Eight patients were identified with positive DENV serology and negative serological and/or tissue markers for hepatitis B virus, hepatitis C virus, Epstein-Barr virus, human immunodeficiency virus, cytomegalovirus and parvovirus B19. In PCR analysis, six patients had positive markers for DENV strain genetic material, one patient had positive markers for co-infection of Zika virus (ZIKV) and DENV and one patient had positive markers only for ZIKV infection. Six of the eight patients did not show risk alleles of the gene. One patient had only one risk allele (G1) and the sample from another did not contain enough DNA for genetic analysis to be performed.

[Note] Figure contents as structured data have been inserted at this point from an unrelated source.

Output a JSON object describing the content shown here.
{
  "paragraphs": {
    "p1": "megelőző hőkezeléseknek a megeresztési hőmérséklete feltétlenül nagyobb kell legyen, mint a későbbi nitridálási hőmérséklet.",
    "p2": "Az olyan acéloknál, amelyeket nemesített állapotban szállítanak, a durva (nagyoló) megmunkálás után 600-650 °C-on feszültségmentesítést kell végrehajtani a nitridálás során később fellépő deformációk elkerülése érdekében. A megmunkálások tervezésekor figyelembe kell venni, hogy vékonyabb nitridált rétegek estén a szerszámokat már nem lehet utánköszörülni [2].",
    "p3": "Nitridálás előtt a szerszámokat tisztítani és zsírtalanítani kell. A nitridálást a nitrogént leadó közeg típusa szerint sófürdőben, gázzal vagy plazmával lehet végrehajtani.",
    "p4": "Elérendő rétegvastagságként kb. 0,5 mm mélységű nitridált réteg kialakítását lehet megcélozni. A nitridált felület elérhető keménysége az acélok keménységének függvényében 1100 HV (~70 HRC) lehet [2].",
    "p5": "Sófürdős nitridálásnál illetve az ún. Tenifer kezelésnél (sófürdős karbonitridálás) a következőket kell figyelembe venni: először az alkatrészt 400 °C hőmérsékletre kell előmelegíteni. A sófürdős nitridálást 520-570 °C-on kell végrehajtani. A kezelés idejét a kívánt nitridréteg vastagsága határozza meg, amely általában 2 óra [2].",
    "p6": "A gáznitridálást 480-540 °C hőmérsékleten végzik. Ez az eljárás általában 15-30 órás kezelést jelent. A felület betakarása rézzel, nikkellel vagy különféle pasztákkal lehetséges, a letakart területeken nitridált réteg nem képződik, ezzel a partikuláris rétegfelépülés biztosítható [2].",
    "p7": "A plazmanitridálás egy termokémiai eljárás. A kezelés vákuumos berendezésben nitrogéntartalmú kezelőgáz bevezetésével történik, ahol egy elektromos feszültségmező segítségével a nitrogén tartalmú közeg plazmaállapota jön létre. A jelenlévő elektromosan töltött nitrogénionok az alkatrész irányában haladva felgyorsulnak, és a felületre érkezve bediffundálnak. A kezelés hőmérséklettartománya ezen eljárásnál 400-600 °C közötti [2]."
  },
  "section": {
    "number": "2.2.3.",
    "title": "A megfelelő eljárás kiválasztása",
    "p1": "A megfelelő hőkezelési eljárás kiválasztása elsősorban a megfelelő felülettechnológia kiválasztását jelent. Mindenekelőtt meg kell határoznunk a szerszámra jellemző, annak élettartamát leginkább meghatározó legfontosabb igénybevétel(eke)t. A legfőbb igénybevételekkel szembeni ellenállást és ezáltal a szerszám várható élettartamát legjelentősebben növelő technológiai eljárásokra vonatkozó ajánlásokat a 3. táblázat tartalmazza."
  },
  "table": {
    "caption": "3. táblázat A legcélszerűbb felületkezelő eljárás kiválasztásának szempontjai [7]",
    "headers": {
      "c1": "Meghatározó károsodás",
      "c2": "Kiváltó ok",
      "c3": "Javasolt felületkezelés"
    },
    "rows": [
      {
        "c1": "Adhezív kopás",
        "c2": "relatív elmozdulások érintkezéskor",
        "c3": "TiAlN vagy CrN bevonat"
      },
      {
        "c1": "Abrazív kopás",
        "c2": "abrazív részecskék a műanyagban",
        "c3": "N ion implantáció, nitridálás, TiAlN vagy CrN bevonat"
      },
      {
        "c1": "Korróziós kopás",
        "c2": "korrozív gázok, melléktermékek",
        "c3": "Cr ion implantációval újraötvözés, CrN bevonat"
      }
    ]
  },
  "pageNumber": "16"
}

This study provided strong evidence that DENV can infect renal tissue and possibly functions as a second hit to the development of the collapsing variant of FSGS. Nonetheless, this study also highlights the possible implication of ZIKV infection in FSGS and supports the argument that risk alleles of the gene may not be implicated in the susceptibility to FSGS in these patients.
局灶节段性肾小球硬化(FSGS)的塌陷型是FSGS最具侵袭性的形式,其特征是至少有一个肾小球出现节段性或全球性塌陷,伴有足细胞肥大和增生。病毒可作为继发性FSGS的病因。本研究旨在建立登革病毒(DENV)感染与FSGS塌陷型之间的病因联系,并分析基因风险等位基因对该疾病的可能影响。
收集了巴西贝洛奥里藏特肾病研究所700例患者的活检标本和病历。对FSGS塌陷型进行筛查,并进行血清学、免疫组织化学、组织聚合酶链反应(PCR)和基因分析。
8例患者DENV血清学检测呈阳性,而乙肝病毒、丙肝病毒、EB病毒、人类免疫缺陷病毒、巨细胞病毒和细小病毒B19的血清学和/或组织标志物检测呈阴性。在PCR分析中,6例患者DENV毒株遗传物质标志物呈阳性,1例患者寨卡病毒(ZIKV)和DENV共感染标志物呈阳性,1例患者仅ZIKV感染标志物呈阳性。8例患者中有6例未显示该基因的风险等位基因。1例患者只有一个风险等位基因(G1),另1例患者的样本DNA含量不足,无法进行基因分析。
本研究提供了有力证据,证明DENV可感染肾组织,并可能作为FSGS塌陷型发展的二次打击因素。尽管如此,本研究也突出了ZIKV感染在FSGS中的可能影响,并支持了该基因的风险等位基因可能与这些患者FSGS易感性无关的观点。